After a brief and somewhat unrelated prelude, Chatter opens with a traditional footage framing story. We are introduced to low-level defense department/NSA contractor Martin Takagi (Tohoru Masamune, who was recently seen as Shredder in Michael Bay’s Teenage Mutant Ninja Turtles). In the course of his job reviewing recordings of intercepted video chat footage, he becomes obsessed with viewing the video chats of a young couple, Laura (Sarena Khan) and David (Brady Smith) Cole. Laura and David’s story is the central part of the film and is told through these recordings, as well as recordings of their chats with friends and coworkers. The couple is in the midst of move from London to Los Angeles. Laura is still in London, finishing up her job there, while David has moved to their new house in Los Angeles ahead of her to unpack and to be closer to his work as a composer of film scores. David starts experiencing unusual doings in the house and the couple’s relationship starts to show some strain. The supernatural occurrences increase and even begin the affect those on the other end of the line. Back in the framing story, Martin’s obsession with the Cole’s story starts to take a toll on him and he faces possible repercussions from his higher-ups.
With a film built around the relationship of two characters, it is important that the audience believes in and cares about that relationship. In Chatter, the two leads, Sarena Khan and Brady Smith, have quite good chemistry, really making the viewer feel that they are watching a real couple that truly cares for each other. This is not to say that the acting is always impeccable. It can be a bit uneven at times, but they have a definite chemistry that comes through in spite of the rough patches. This is especially noted since at no time are they even in the same room throughout the film.
Often in found footage films, the viewer is left wondering why the characters would keep recording throughout the events. In video chat found footage, this is manifested by the characters leaving their cameras on when they would not normally do so, such as when they are away from their computers. At first, this seems to be the case in Chatter, with Laura and David leaving their chat up, even as they sleep. As the film progresses, David and Laura’s conversations with each other and with the few secondary characters reveal enough of their backstory to help explain this and other behaviors. Clues to their motivations are provided without feeling like a visit from “Mr. Exposition”. Instead, the filmmakers provide just enough information for the viewer to fill in the couple’s history without having to explicitly state it.
The main issue with Chatter is one of not quite enough content. While it is only 76 minutes long, fairly short for a feature, it still feels padded. There is a prelude starring Richard Hatch (Battlestar Galactica) as a ghost hunting father video chatting with his daughter, played by Alison Haislip (G4’s Attack of the Show!). While the prelude would make an nice little mico-short, it has no bearing on the rest of the story whatsoever. The framing device with Tohoru Masamune does show some promise to provide interest, but it too ends up going essentially nowhere. There are hints that he may have come across a larger government conspiracy, shades of the X-Files, but ultimately that thread is abandoned.
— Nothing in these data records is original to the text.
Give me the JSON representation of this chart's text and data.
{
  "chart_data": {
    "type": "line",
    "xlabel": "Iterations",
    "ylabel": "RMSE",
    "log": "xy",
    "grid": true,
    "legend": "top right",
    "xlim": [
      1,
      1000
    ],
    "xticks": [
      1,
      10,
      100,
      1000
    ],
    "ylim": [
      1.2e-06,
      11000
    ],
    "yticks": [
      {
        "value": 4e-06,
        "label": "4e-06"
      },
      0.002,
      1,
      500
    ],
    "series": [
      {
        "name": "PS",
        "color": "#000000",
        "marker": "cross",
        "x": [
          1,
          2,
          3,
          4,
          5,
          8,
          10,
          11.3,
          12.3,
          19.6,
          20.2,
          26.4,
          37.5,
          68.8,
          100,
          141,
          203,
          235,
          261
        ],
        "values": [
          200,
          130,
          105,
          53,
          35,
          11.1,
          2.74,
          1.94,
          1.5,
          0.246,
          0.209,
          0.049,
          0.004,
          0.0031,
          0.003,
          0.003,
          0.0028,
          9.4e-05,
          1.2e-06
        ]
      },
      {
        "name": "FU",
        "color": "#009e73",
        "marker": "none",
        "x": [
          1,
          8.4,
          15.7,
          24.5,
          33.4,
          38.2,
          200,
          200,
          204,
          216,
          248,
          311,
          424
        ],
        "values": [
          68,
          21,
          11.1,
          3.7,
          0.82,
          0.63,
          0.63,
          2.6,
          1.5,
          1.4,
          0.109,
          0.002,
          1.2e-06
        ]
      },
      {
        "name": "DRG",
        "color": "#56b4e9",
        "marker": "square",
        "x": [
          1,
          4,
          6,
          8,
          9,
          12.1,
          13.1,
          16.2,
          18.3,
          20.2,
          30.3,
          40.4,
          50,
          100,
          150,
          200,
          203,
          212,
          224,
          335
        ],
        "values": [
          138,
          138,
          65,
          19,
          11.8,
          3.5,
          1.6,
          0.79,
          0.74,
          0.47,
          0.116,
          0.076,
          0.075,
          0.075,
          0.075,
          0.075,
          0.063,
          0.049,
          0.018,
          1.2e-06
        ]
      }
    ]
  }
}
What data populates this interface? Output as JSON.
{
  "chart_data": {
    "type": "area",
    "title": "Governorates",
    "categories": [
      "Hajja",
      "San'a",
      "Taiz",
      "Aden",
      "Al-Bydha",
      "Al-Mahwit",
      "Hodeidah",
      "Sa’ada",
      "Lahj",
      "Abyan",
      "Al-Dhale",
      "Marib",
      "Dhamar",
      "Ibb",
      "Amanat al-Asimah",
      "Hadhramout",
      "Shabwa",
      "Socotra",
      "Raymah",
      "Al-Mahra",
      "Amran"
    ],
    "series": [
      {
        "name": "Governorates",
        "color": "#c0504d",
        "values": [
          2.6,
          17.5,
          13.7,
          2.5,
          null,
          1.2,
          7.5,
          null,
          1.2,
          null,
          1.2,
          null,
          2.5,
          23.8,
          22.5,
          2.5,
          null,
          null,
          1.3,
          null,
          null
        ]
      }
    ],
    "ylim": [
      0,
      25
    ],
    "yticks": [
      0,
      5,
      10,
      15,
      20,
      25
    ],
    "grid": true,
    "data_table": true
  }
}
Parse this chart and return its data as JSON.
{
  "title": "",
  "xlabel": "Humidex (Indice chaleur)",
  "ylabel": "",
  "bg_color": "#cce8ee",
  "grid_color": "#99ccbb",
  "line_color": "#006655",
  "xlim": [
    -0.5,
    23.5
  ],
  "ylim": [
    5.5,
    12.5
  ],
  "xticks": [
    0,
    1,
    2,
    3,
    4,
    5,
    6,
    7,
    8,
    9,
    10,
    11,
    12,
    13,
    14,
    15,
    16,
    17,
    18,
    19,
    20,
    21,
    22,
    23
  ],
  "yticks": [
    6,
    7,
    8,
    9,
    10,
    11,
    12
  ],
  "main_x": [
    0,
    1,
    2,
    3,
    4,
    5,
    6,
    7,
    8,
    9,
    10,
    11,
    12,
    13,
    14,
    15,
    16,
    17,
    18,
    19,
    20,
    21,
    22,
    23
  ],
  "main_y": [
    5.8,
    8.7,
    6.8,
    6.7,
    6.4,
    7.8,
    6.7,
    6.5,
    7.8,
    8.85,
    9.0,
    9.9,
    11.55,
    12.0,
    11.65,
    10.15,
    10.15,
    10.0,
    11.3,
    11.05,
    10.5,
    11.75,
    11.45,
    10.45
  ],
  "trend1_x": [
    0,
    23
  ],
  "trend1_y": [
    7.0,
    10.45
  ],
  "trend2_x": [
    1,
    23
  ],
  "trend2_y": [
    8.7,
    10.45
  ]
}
Masamune does an excellent job, but he is just not given much to do of consequence. One can remove all of the framing story, leaving just the video chat sessions, and one would still have a complete and cohesive film, albeit more of an extended short than a feature. This may stem from that fact that Chatter is an already expanded version of Matthew Solomon’s 2011 short Anna.
Chatter tries to bring something new to found footage horror by combining found chat footage with a traditional footage framing device. Unfortunately, the framing story is not completely successful and feels a bit too much like padding. Where Chatter excels is in the chemistry between the two leads. Horror is most effective when the audience cares about the fates of the characters. Sarena Kahn and Brady Smith bring the Coles to life and make the viewer really care for this couple, thereby making the horror all the more powerful. While Chatter is not a perfect film, the chemistry of the two leads makes it worth watching if you come across it.